Citation from the Committee

Beyond the orbit of Neptune lies the Kuiper Belt (also referred to as the Edgeworth-Kuiper Belt), a disk of more than 70,000 small bodies larger than 100 km in diameter made of rock and ices, and orbiting the Sun. This year’s Kavli Prize in Astrophysics honors two scientists who discovered the Kuiper Belt and a scientist who discovered many of its largest members.

Jewitt, Luu, and Brown’s discoveries were each the result of cleverly designed observational campaigns aimed specifically at detecting new classes of distant objects in the Solar System. Their research required creative strategies, a great deal of persistence, and an open-minded approach to expect the unexpected.

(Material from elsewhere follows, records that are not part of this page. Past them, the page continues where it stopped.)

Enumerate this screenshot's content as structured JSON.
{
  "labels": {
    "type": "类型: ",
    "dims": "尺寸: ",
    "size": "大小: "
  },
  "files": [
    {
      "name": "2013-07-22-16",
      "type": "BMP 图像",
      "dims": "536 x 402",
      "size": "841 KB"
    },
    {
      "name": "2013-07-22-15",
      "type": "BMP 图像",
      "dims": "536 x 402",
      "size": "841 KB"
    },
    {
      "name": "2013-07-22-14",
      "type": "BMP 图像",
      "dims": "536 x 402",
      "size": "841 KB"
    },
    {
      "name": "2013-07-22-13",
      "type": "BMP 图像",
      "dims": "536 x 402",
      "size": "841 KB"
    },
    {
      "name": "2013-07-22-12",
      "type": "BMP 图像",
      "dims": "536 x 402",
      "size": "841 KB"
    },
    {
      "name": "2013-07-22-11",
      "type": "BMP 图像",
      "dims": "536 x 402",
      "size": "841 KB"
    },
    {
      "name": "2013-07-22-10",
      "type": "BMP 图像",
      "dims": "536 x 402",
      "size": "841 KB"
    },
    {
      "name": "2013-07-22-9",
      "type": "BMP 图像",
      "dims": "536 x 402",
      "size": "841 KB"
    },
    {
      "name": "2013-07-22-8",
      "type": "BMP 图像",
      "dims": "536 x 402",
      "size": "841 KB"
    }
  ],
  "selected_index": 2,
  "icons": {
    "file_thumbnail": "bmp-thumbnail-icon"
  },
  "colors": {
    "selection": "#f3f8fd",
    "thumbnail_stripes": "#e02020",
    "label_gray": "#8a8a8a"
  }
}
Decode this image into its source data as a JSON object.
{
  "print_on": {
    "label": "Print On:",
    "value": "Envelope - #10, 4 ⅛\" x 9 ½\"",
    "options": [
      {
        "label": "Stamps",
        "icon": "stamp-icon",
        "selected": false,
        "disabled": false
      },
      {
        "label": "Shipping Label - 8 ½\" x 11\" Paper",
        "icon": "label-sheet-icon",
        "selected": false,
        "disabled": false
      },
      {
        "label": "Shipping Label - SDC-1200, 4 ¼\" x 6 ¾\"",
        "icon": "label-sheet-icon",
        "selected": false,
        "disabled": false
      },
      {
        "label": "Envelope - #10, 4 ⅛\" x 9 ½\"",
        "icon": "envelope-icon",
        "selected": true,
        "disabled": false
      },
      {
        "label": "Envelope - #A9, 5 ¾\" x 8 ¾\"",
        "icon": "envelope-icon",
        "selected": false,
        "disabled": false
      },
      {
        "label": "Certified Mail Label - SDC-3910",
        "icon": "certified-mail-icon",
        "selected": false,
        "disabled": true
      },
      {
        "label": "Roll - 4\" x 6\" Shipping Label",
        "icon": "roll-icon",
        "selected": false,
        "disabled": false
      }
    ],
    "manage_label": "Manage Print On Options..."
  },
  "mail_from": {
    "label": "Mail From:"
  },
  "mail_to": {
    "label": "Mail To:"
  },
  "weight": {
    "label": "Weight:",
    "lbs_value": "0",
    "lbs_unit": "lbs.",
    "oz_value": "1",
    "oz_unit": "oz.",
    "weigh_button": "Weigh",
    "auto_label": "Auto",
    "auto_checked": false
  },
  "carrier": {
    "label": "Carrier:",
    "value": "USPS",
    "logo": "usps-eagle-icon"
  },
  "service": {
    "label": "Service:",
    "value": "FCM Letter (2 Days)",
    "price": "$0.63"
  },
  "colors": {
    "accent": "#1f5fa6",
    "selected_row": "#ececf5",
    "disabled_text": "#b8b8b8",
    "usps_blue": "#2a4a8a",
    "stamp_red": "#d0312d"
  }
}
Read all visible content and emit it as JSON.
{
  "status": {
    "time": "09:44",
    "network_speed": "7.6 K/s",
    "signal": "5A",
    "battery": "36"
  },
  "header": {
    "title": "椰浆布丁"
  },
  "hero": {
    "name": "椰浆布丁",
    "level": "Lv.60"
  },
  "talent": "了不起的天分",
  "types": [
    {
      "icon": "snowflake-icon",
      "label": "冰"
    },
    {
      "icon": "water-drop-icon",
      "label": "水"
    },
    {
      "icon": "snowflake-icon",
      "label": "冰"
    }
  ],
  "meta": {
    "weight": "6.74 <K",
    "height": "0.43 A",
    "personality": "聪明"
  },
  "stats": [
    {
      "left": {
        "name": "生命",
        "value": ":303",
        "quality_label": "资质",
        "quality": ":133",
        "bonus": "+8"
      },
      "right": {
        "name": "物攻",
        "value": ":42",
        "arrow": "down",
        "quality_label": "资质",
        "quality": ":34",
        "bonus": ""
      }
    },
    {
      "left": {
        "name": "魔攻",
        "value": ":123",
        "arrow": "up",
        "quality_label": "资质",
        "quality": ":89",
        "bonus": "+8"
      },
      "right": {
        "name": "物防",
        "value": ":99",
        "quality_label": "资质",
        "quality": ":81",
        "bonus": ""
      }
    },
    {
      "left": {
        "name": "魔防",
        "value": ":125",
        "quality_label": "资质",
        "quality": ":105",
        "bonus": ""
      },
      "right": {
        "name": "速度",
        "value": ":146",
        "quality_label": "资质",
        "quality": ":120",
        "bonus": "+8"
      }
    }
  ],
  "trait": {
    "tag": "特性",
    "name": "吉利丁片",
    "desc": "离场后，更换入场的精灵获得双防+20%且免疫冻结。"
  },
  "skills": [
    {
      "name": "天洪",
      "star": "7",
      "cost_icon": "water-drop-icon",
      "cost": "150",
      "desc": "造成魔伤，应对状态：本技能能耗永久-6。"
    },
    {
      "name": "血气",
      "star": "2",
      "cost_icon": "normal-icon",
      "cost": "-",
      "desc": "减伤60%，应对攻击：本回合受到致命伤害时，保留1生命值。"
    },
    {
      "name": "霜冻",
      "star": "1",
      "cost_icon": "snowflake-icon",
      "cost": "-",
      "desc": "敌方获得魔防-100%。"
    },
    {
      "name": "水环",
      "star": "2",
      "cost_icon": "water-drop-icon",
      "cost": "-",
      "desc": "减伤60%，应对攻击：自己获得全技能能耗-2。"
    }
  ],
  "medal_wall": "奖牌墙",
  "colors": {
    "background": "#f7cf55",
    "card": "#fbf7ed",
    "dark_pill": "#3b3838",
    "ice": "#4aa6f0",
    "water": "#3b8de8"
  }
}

David Jewitt and Jane Luu discovered the first Kuiper Belt Object, known as 1992 QB1, in 1992. Their Slow Moving Objects survey, which lasted almost a decade, used progressively larger CCD cameras to detect faint objects moving slowly relative to background stars. Their discovery of the Kuiper Belt and subsequent investigation of the composition of Kuiper Belt Objects is bringing new insight into the early history and current state of the Solar System.

Kuiper Belt Objects appear to be primitive bodies that are remnants of the early stages of solar system formation, when the giant planets (Jupiter, Saturn, Uranus, and Neptune) were accreting surrounding gas, dust, and ices. Although the giant planets eventually swept up most of the nearby primitive bodies, it is thought that the Kuiper Belt, which lies well outside the giant planets’ orbits, contains fossils left over from the process of planet formation. Their composition and orbital characteristics thus offer a unique probe to the earliest phases of the Solar System.

Michael Brown designed and implemented the Caltech Wide-Area Survey, which observed an area of 20,000 square degrees in the plane of the Solar System. This survey was specifically optimized for detecting the most massive Kuiper Belt Objects. Brown’s discovery of Quaoar (2002), Makemake (2005), Eris (2005), and many other large Kuiper Belt Objects made it clear that Pluto is only one of many such objects. Because the largest Kuiper Belt Objects are also among the brightest, it is possible to use spectroscopy for quantitative characterization of the materials that make up their surfaces.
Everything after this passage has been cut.